OpenAI also experimented with a mix of different synthetic and human annotation styles. However, the higher the percentage of machine annotation, the better the image generation. For example, DALL-E 3 contains 95 percent machine annotations and 5 percent human annotations.
Prompt following: DALL-E 3 is ahead of Midjourney 5.2 and Stable Diffusion XL
OpenAI tested the prompt following accuracy of DALL-E 3 in synthetic benchmarks and with human testers. In all synthetic benchmarks, DALL-E 3 outperforms its predecessor, DALL-E 2, and Stable Diffusion XL, in most cases by a significant margin.
More relevant is the human evaluation in the dimensions Prompt following, Style and Coherence. In particular, the result for Prompt following is clearly in favor of DALL-E 3 compared to Midjourney.
But OpenAI's new image AI also performs significantly better than Midjourney 5.2 in terms of style and coherence, with the open-source image AI Stable Diffusion XL falling even further behind. According to OpenAI, DALL-E 3 still has problems locating objects in space (left, right, behind, etc.).
In a footnote, OpenAI points out that the image labeling innovation is only part of what's new in DALL-E 3, which has "many improvements" over DALL-E 2. Thus, the clear advantage of DALL-E 3 over competing systems is not solely due to synthetic image labeling. OpenAI does not address the other improvements of DALL-E 3 in the paper.

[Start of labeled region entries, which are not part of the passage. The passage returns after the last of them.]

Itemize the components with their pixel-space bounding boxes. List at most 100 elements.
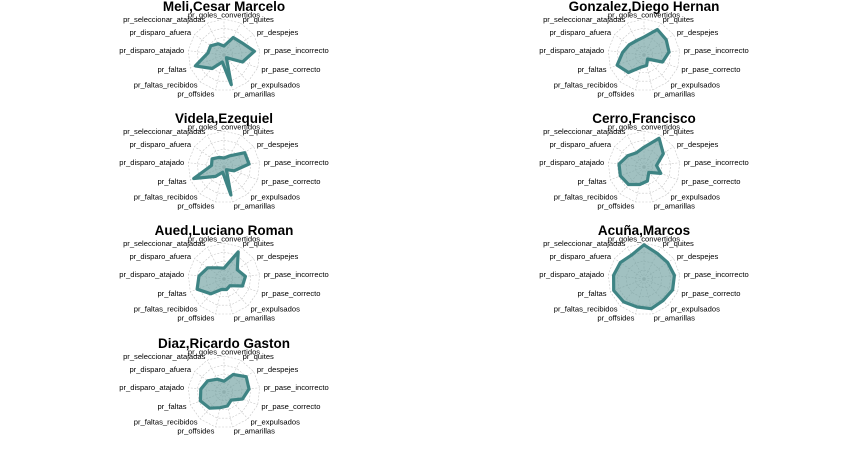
radar-axis-label: pr_quites — [663, 239, 694, 248]
radar-axis-label: pr_disparo_atajado — [119, 383, 184, 392]
radar-axis-label: pr_goles_convertidos — [188, 235, 260, 244]
radar-spoke — [207, 246, 225, 280]
radar-axis-label: pr_disparo_afuera — [129, 365, 191, 374]
radar-series-polygon — [195, 250, 247, 296]
radar-axis-label: pr_goles_convertidos — [188, 11, 260, 20]
radar-axis-label: pr_faltas_recibidos — [554, 193, 618, 202]
radar-axis-label: pr_faltas — [577, 177, 606, 186]
radar-axis-label: pr_despejes — [257, 28, 299, 37]
radar-axis-label: pr_goles_convertidos — [188, 348, 260, 357]
radar-axis-label: pr_quites — [663, 15, 694, 24]
radar-grid-ring — [187, 355, 261, 428]
radar-axis-label: pr_faltas — [157, 177, 186, 186]
radar-axis-label: pr_pase_correcto — [681, 177, 740, 186]
radar-axis-label: pr_pase_incorrecto — [684, 46, 749, 55]
radar-axis-label: pr_pase_correcto — [681, 65, 740, 74]
radar-spoke — [223, 54, 249, 83]
radar-axis-label: pr_expulsados — [251, 81, 301, 90]
radar-axis-label: pr_amarillas — [234, 426, 276, 435]
radar-axis-label: pr_offsides — [597, 313, 634, 322]
radar-axis-label: pr_faltas — [157, 289, 186, 298]
radar-axis-label: pr_faltas — [157, 402, 186, 411]
radar-axis-label: pr_quites — [663, 127, 694, 136]
radar-spoke — [223, 391, 249, 420]
radar-axis-label: pr_despejes — [257, 365, 299, 374]
radar-axis-label: pr_pase_incorrecto — [264, 46, 329, 55]
radar-grid-ring — [607, 130, 681, 203]
radar-axis-label: pr_faltas — [577, 65, 606, 74]
radar-panel-title: Videla,Ezequiel — [175, 111, 273, 126]
radar-spoke — [199, 166, 225, 195]
radar-axis-label: pr_seleccionar_atajadas — [123, 15, 206, 24]
radar-axis-label: pr_pase_incorrecto — [264, 158, 329, 167]
radar-axis-label: pr_faltas_recibidos — [134, 305, 198, 314]
radar-panel-title: Acuña,Marcos — [598, 223, 690, 238]
radar-axis-label: pr_offsides — [597, 201, 634, 210]
radar-series-polygon — [192, 151, 251, 197]
radar-spoke — [215, 278, 225, 315]
radar-series-polygon — [198, 372, 251, 410]
radar-axis-label: pr_quites — [243, 239, 274, 248]
radar-spoke — [643, 166, 653, 203]
radar-spoke — [643, 166, 669, 195]
radar-axis-label: pr_goles_convertidos — [608, 11, 680, 20]
radar-axis-label: pr_faltas_recibidos — [554, 81, 618, 90]
radar-axis-label: pr_pase_correcto — [681, 289, 740, 298]
radar-axis-label: pr_quites — [243, 15, 274, 24]
radar-axis-label: pr_pase_correcto — [261, 65, 320, 74]
radar-axis-label: pr_faltas — [577, 289, 606, 298]
radar-axis-label: pr_goles_convertidos — [188, 123, 260, 132]
radar-spoke — [627, 22, 645, 56]
radar-spoke — [223, 391, 233, 428]
radar-spoke — [207, 359, 225, 393]
radar-axis-label: pr_pase_correcto — [261, 289, 320, 298]
radar-axis-label: pr_offsides — [177, 89, 214, 98]
radar-spoke — [223, 278, 249, 307]
radar-grid-ring — [187, 130, 261, 203]
radar-grid-ring — [607, 18, 681, 91]
radar-axis-label: pr_pase_incorrecto — [684, 270, 749, 279]
radar-spoke — [635, 54, 645, 91]
radar-spoke — [223, 278, 233, 315]
radar-spoke — [627, 134, 645, 168]
radar-axis-label: pr_seleccionar_atajadas — [123, 127, 206, 136]
radar-axis-label: pr_pase_correcto — [261, 177, 320, 186]
radar-spoke — [223, 166, 258, 181]
radar-panel-title: Aued,Luciano Roman — [155, 223, 294, 238]
radar-axis-label: pr_disparo_atajado — [539, 46, 604, 55]
radar-series-polygon — [193, 35, 256, 87]
radar-axis-label: pr_faltas — [157, 65, 186, 74]
radar-axis-label: pr_disparo_afuera — [549, 28, 611, 37]
radar-spoke — [223, 134, 241, 168]
radar-axis-label: pr_disparo_atajado — [119, 158, 184, 167]
radar-spoke — [643, 54, 653, 91]
radar-axis-label: pr_pase_incorrecto — [264, 383, 329, 392]
radar-axis-label: pr_pase_incorrecto — [264, 270, 329, 279]
radar-panel-title: Gonzalez,Diego Hernan — [569, 0, 720, 14]
radar-axis-label: pr_faltas_recibidos — [134, 418, 198, 427]
radar-spoke — [207, 22, 225, 56]
radar-axis-label: pr_disparo_afuera — [129, 140, 191, 149]
radar-axis-label: pr_amarillas — [654, 89, 696, 98]
radar-axis-label: pr_goles_convertidos — [608, 123, 680, 132]
radar-axis-label: pr_quites — [243, 127, 274, 136]
radar-axis-label: pr_seleccionar_atajadas — [123, 352, 206, 361]
radar-axis-label: pr_disparo_afuera — [129, 28, 191, 37]
radar-axis-label: pr_amarillas — [654, 313, 696, 322]
radar-spoke — [194, 146, 225, 168]
radar-axis-label: pr_pase_correcto — [261, 402, 320, 411]
radar-axis-label: pr_despejes — [677, 252, 719, 261]
radar-panel-title: Cerro,Francisco — [592, 111, 696, 126]
radar-axis-label: pr_amarillas — [654, 201, 696, 210]
radar-axis-label: pr_quites — [243, 352, 274, 361]
radar-axis-label: pr_disparo_atajado — [539, 270, 604, 279]
radar-axis-label: pr_despejes — [257, 140, 299, 149]
radar-axis-label: pr_despejes — [677, 28, 719, 37]
radar-axis-label: pr_disparo_atajado — [119, 270, 184, 279]
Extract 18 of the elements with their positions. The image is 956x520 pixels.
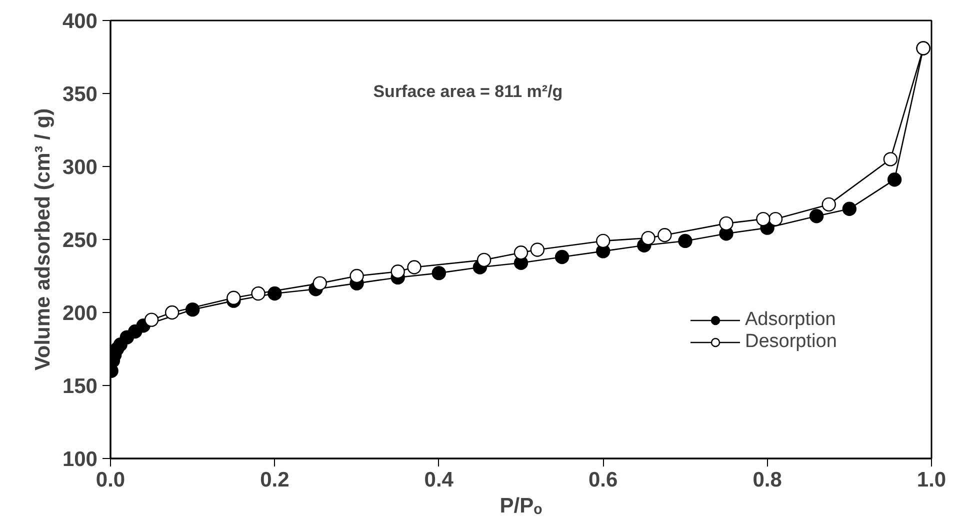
y-axis-title: Volume adsorbed (cm³ / g) [31, 108, 54, 371]
y-tick-label: 250 [62, 229, 98, 252]
x-tick-label: 0.0 [96, 468, 126, 492]
x-tick-label: 0.6 [588, 468, 618, 492]
y-tick-label: 100 [62, 448, 98, 471]
y-tick-label: 200 [62, 302, 98, 325]
y-tick-label: 350 [62, 83, 98, 106]
annotation: Surface area = 811 m²/g [373, 82, 563, 101]
legend-label: Desorption [745, 331, 837, 353]
y-tick-label: 300 [62, 156, 98, 179]
x-tick-label: 0.2 [260, 468, 290, 492]
x-axis-title: P/Pₒ [500, 494, 543, 518]
x-tick-label: 1.0 [916, 468, 946, 492]
y-tick-label: 150 [62, 375, 98, 398]
x-tick-label: 0.8 [752, 468, 782, 492]
y-tick-label: 400 [62, 10, 98, 33]
x-tick-label: 0.4 [424, 468, 454, 492]
legend-label: Adsorption [745, 309, 836, 331]
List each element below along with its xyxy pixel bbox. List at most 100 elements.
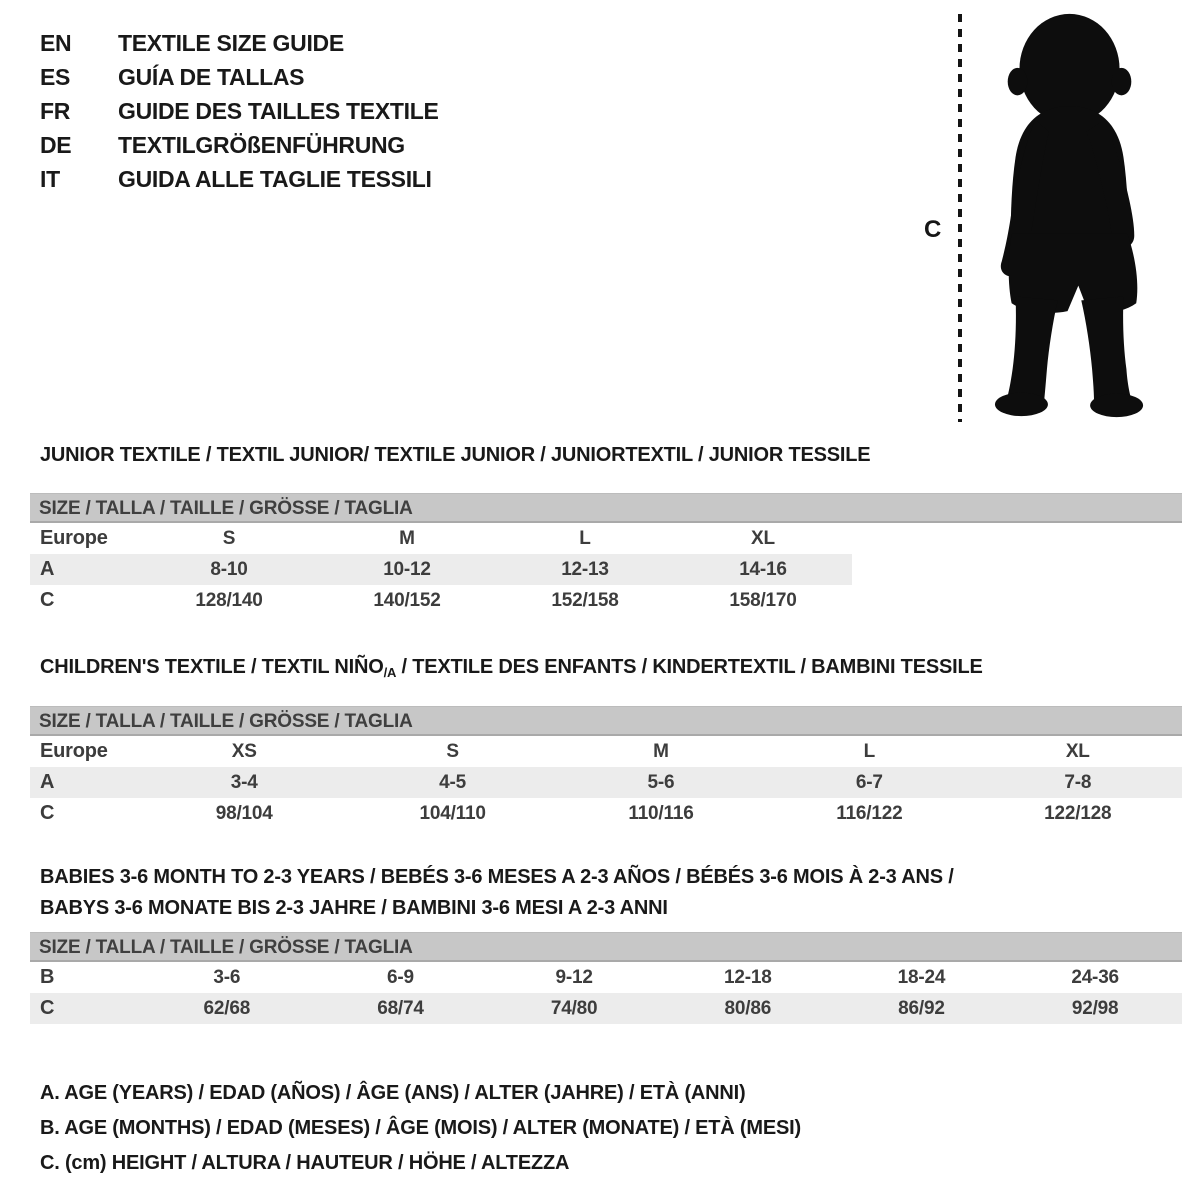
language-row: IT GUIDA ALLE TAGLIE TESSILI bbox=[40, 166, 439, 200]
row-label: A bbox=[40, 771, 55, 793]
size-value-cell: S bbox=[222, 527, 236, 549]
size-value-cell: 122/128 bbox=[1044, 802, 1112, 824]
section-title-line: BABYS 3-6 MONATE BIS 2-3 JAHRE / BAMBINI… bbox=[40, 893, 1182, 924]
size-value-cell: 152/158 bbox=[551, 589, 619, 611]
row-label: Europe bbox=[40, 527, 108, 549]
section-title-text: CHILDREN'S TEXTILE / TEXTIL NIÑO bbox=[40, 656, 384, 678]
guide-title: GUIDA ALLE TAGLIE TESSILI bbox=[118, 166, 432, 192]
language-code: FR bbox=[40, 98, 71, 124]
table-row: B 3-6 6-9 9-12 12-18 18-24 24-36 bbox=[30, 962, 1182, 993]
size-value-cell: XL bbox=[751, 527, 775, 549]
row-label: A bbox=[40, 558, 55, 580]
header: EN TEXTILE SIZE GUIDE ES GUÍA DE TALLAS … bbox=[30, 0, 1182, 430]
section-title-line: CHILDREN'S TEXTILE / TEXTIL NIÑO/A / TEX… bbox=[40, 652, 1182, 684]
section-title: CHILDREN'S TEXTILE / TEXTIL NIÑO/A / TEX… bbox=[40, 652, 1182, 684]
size-value-cell: 4-5 bbox=[439, 771, 467, 793]
size-header-label: SIZE / TALLA / TAILLE / GRÖSSE / TAGLIA bbox=[39, 711, 413, 732]
size-value-cell: 128/140 bbox=[195, 589, 263, 611]
language-row: FR GUIDE DES TAILLES TEXTILE bbox=[40, 98, 439, 132]
height-figure: C bbox=[920, 8, 1170, 426]
size-value-cell: 12-18 bbox=[723, 966, 772, 988]
size-value-cell: 3-4 bbox=[230, 771, 258, 793]
section-title-line: JUNIOR TEXTILE / TEXTIL JUNIOR/ TEXTILE … bbox=[40, 440, 1182, 471]
size-header-label: SIZE / TALLA / TAILLE / GRÖSSE / TAGLIA bbox=[39, 937, 413, 958]
table-row: Europe S M L XL bbox=[30, 523, 852, 554]
size-value-cell: XL bbox=[1065, 740, 1090, 762]
size-value-cell: 74/80 bbox=[550, 997, 598, 1019]
size-header-bar: SIZE / TALLA / TAILLE / GRÖSSE / TAGLIA bbox=[30, 706, 1182, 736]
table-row: C 128/140 140/152 152/158 158/170 bbox=[30, 585, 852, 616]
size-value-cell: 24-36 bbox=[1071, 966, 1119, 988]
size-value-cell: S bbox=[446, 740, 459, 762]
size-value-cell: 12-13 bbox=[561, 558, 609, 580]
section-title: BABIES 3-6 MONTH TO 2-3 YEARS / BEBÉS 3-… bbox=[40, 862, 1182, 924]
language-row: ES GUÍA DE TALLAS bbox=[40, 64, 439, 98]
size-value-cell: 98/104 bbox=[215, 802, 273, 824]
size-value-cell: 140/152 bbox=[373, 589, 441, 611]
section-junior: JUNIOR TEXTILE / TEXTIL JUNIOR/ TEXTILE … bbox=[30, 440, 1182, 616]
table-row: A 8-10 10-12 12-13 14-16 bbox=[30, 554, 852, 585]
size-value-cell: 80/86 bbox=[724, 997, 772, 1019]
size-value-cell: 92/98 bbox=[1071, 997, 1119, 1019]
section-title-text: / TEXTILE DES ENFANTS / KINDERTEXTIL / B… bbox=[396, 656, 983, 678]
size-value-cell: 7-8 bbox=[1064, 771, 1092, 793]
language-row: DE TEXTILGRÖßENFÜHRUNG bbox=[40, 132, 439, 166]
guide-title: TEXTILE SIZE GUIDE bbox=[118, 30, 344, 56]
size-value-cell: 5-6 bbox=[647, 771, 675, 793]
size-value-cell: 158/170 bbox=[729, 589, 797, 611]
section-title-line: BABIES 3-6 MONTH TO 2-3 YEARS / BEBÉS 3-… bbox=[40, 862, 1182, 893]
table-row: Europe XS S M L XL bbox=[30, 736, 1182, 767]
size-value-cell: XS bbox=[231, 740, 257, 762]
section-children: CHILDREN'S TEXTILE / TEXTIL NIÑO/A / TEX… bbox=[30, 652, 1182, 829]
size-value-cell: 6-7 bbox=[855, 771, 883, 793]
section-title: JUNIOR TEXTILE / TEXTIL JUNIOR/ TEXTILE … bbox=[40, 440, 1182, 471]
language-code: IT bbox=[40, 166, 60, 192]
size-header-bar: SIZE / TALLA / TAILLE / GRÖSSE / TAGLIA bbox=[30, 932, 1182, 962]
row-label: B bbox=[40, 966, 55, 988]
size-value-cell: 10-12 bbox=[383, 558, 431, 580]
legend-line-height: C. (cm) HEIGHT / ALTURA / HAUTEUR / HÖHE… bbox=[40, 1152, 570, 1174]
row-label: Europe bbox=[40, 740, 108, 762]
section-title-text: BABYS 3-6 MONATE BIS 2-3 JAHRE / BAMBINI… bbox=[40, 897, 668, 919]
size-value-cell: 116/122 bbox=[836, 802, 903, 824]
size-value-cell: 18-24 bbox=[897, 966, 946, 988]
table-row: C 62/68 68/74 74/80 80/86 86/92 92/98 bbox=[30, 993, 1182, 1024]
size-value-cell: L bbox=[863, 740, 876, 762]
row-label: C bbox=[40, 997, 55, 1019]
row-label: C bbox=[40, 802, 55, 824]
section-babies: BABIES 3-6 MONTH TO 2-3 YEARS / BEBÉS 3-… bbox=[30, 862, 1182, 1024]
toddler-silhouette bbox=[994, 13, 1144, 418]
guide-title: TEXTILGRÖßENFÜHRUNG bbox=[118, 132, 405, 158]
language-code: EN bbox=[40, 30, 72, 56]
language-code: ES bbox=[40, 64, 71, 90]
size-value-cell: 110/116 bbox=[628, 802, 694, 824]
section-title-text: JUNIOR TEXTILE / TEXTIL JUNIOR/ TEXTILE … bbox=[40, 444, 871, 466]
size-table-children: Europe XS S M L XL A 3-4 4-5 5-6 6-7 7-8 C 98/104 104/… bbox=[30, 736, 1182, 829]
height-dashed-line bbox=[958, 14, 962, 422]
height-measure-label: C bbox=[924, 216, 942, 243]
legend-line-age-months: B. AGE (MONTHS) / EDAD (MESES) / ÂGE (MO… bbox=[40, 1117, 801, 1139]
language-list: EN TEXTILE SIZE GUIDE ES GUÍA DE TALLAS … bbox=[40, 30, 439, 200]
size-table-babies: B 3-6 6-9 9-12 12-18 18-24 24-36 C 62/68 68/74 74/… bbox=[30, 962, 1182, 1024]
size-value-cell: 3-6 bbox=[213, 966, 241, 988]
size-header-label: SIZE / TALLA / TAILLE / GRÖSSE / TAGLIA bbox=[39, 498, 413, 519]
size-value-cell: 8-10 bbox=[210, 558, 248, 580]
table-row: C 98/104 104/110 110/116 116/122 122/128 bbox=[30, 798, 1182, 829]
size-value-cell: 104/110 bbox=[419, 802, 486, 824]
size-value-cell: 6-9 bbox=[387, 966, 414, 988]
size-table-junior: Europe S M L XL A 8-10 10-12 12-13 14-16 C 128/140 1… bbox=[30, 523, 852, 616]
section-title-text: BABIES 3-6 MONTH TO 2-3 YEARS / BEBÉS 3-… bbox=[40, 866, 954, 888]
guide-title: GUÍA DE TALLAS bbox=[118, 64, 305, 90]
legend-line-age-years: A. AGE (YEARS) / EDAD (AÑOS) / ÂGE (ANS)… bbox=[40, 1082, 746, 1104]
size-value-cell: 62/68 bbox=[203, 997, 251, 1019]
legend: A. AGE (YEARS) / EDAD (AÑOS) / ÂGE (ANS)… bbox=[40, 1076, 1182, 1181]
size-value-cell: 9-12 bbox=[555, 966, 593, 988]
size-header-bar: SIZE / TALLA / TAILLE / GRÖSSE / TAGLIA bbox=[30, 493, 1182, 523]
size-value-cell: 86/92 bbox=[898, 997, 945, 1019]
language-row: EN TEXTILE SIZE GUIDE bbox=[40, 30, 439, 64]
language-code: DE bbox=[40, 132, 72, 158]
guide-title: GUIDE DES TAILLES TEXTILE bbox=[118, 98, 439, 124]
size-value-cell: M bbox=[653, 740, 669, 762]
table-row: A 3-4 4-5 5-6 6-7 7-8 bbox=[30, 767, 1182, 798]
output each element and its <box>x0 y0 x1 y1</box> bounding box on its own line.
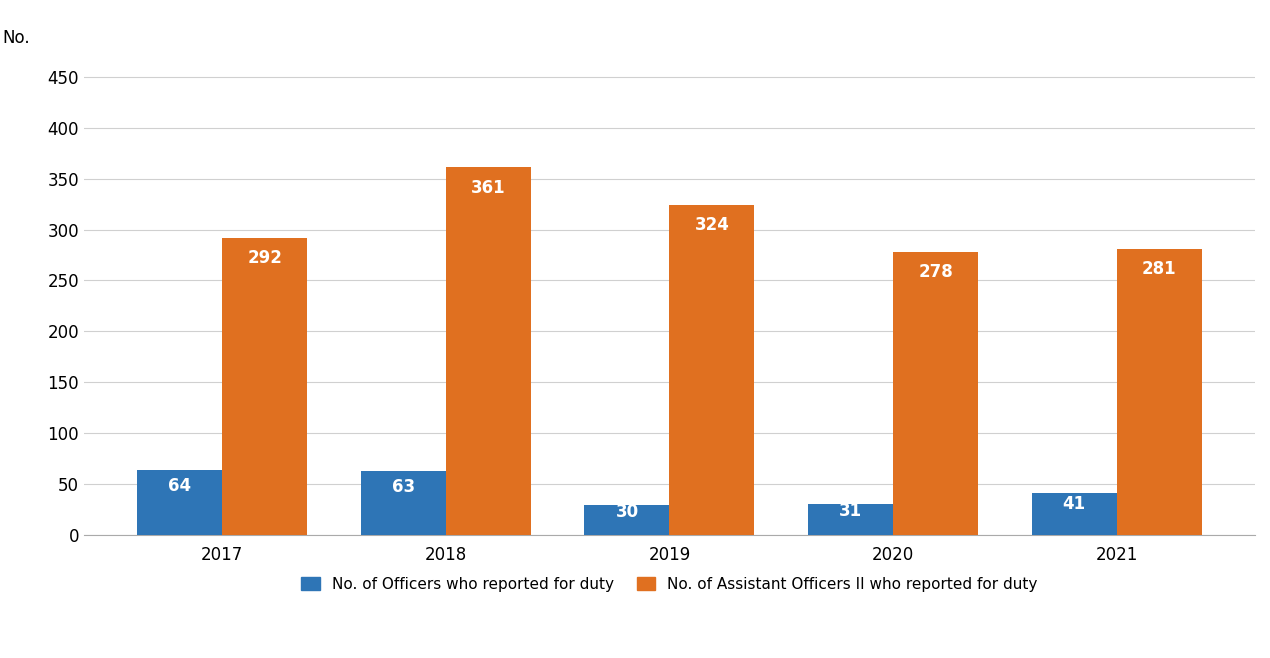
Text: No.: No. <box>3 29 29 47</box>
Text: 278: 278 <box>918 263 952 281</box>
Bar <box>669 205 754 535</box>
Bar <box>361 471 446 535</box>
Bar <box>1031 494 1116 535</box>
Text: 41: 41 <box>1063 495 1086 513</box>
Text: 63: 63 <box>391 478 415 496</box>
Bar <box>222 238 307 535</box>
Text: 361: 361 <box>471 179 505 197</box>
Bar <box>137 470 222 535</box>
Bar <box>808 503 893 535</box>
Text: 281: 281 <box>1142 260 1176 278</box>
Bar <box>893 252 978 535</box>
Bar <box>446 167 531 535</box>
Text: 64: 64 <box>168 477 192 495</box>
Text: 31: 31 <box>839 503 862 520</box>
Text: 30: 30 <box>616 503 639 521</box>
Text: 324: 324 <box>695 216 729 234</box>
Bar <box>1116 249 1201 535</box>
Bar <box>584 505 669 535</box>
Legend: No. of Officers who reported for duty, No. of Assistant Officers II who reported: No. of Officers who reported for duty, N… <box>293 569 1045 599</box>
Text: 292: 292 <box>248 249 282 267</box>
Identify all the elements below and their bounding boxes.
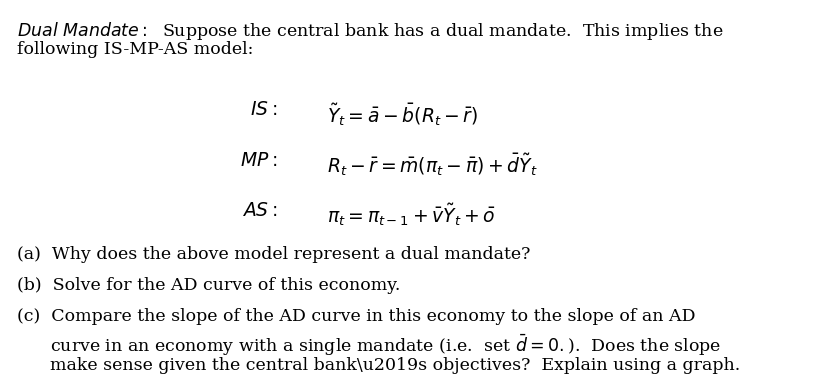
Text: make sense given the central bank\u2019s objectives?  Explain using a graph.: make sense given the central bank\u2019s… xyxy=(17,357,740,374)
Text: $\mathit{IS}:$: $\mathit{IS}:$ xyxy=(250,101,277,120)
Text: (a)  Why does the above model represent a dual mandate?: (a) Why does the above model represent a… xyxy=(17,245,530,262)
Text: (c)  Compare the slope of the AD curve in this economy to the slope of an AD: (c) Compare the slope of the AD curve in… xyxy=(17,308,695,325)
Text: $\tilde{Y}_t = \bar{a} - \bar{b}(R_t - \bar{r})$: $\tilde{Y}_t = \bar{a} - \bar{b}(R_t - \… xyxy=(326,101,478,128)
Text: (b)  Solve for the AD curve of this economy.: (b) Solve for the AD curve of this econo… xyxy=(17,277,400,294)
Text: curve in an economy with a single mandate (i.e.  set $\bar{d} = 0.$).  Does the : curve in an economy with a single mandat… xyxy=(17,333,721,358)
Text: following IS-MP-AS model:: following IS-MP-AS model: xyxy=(17,41,254,58)
Text: $R_t - \bar{r} = \bar{m}(\pi_t - \bar{\pi}) + \bar{d}\tilde{Y}_t$: $R_t - \bar{r} = \bar{m}(\pi_t - \bar{\p… xyxy=(326,152,537,178)
Text: $\mathit{AS}:$: $\mathit{AS}:$ xyxy=(241,202,277,220)
Text: $\pi_t = \pi_{t-1} + \bar{v}\tilde{Y}_t + \bar{o}$: $\pi_t = \pi_{t-1} + \bar{v}\tilde{Y}_t … xyxy=(326,202,495,228)
Text: $\mathit{MP}:$: $\mathit{MP}:$ xyxy=(240,152,277,170)
Text: $\mathit{Dual\ Mandate:}$  Suppose the central bank has a dual mandate.  This im: $\mathit{Dual\ Mandate:}$ Suppose the ce… xyxy=(17,20,723,42)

Don't count out Midjourney just yet
As a heavy Midjourney user, I am impressed with DALL-E 3's ability to follow my prompts fairly accurately. For THE DECODER, we use a lot of AI-generated illustrations. The more accurate they are to the subject of the article, the better. That's why I've largely switched to DALL-E 3 at this point.
In terms of image quality, however, I still see Midjourney ahead. DALL-E 3 sometimes tends to have a generic stock-photo look. Especially in photorealistic scenes, DALL-E 3 is worse. People often look synthetic. In addition, Midjourney gives me much more creative leeway in terms of content and technique when it comes to prompting.
Midjourney also wants to improve the accuracy of the prompting in v6 and could catch up with DALL-E 3. DALL-E 2 by OpenAI also set new standards, but was quickly overtaken by the market.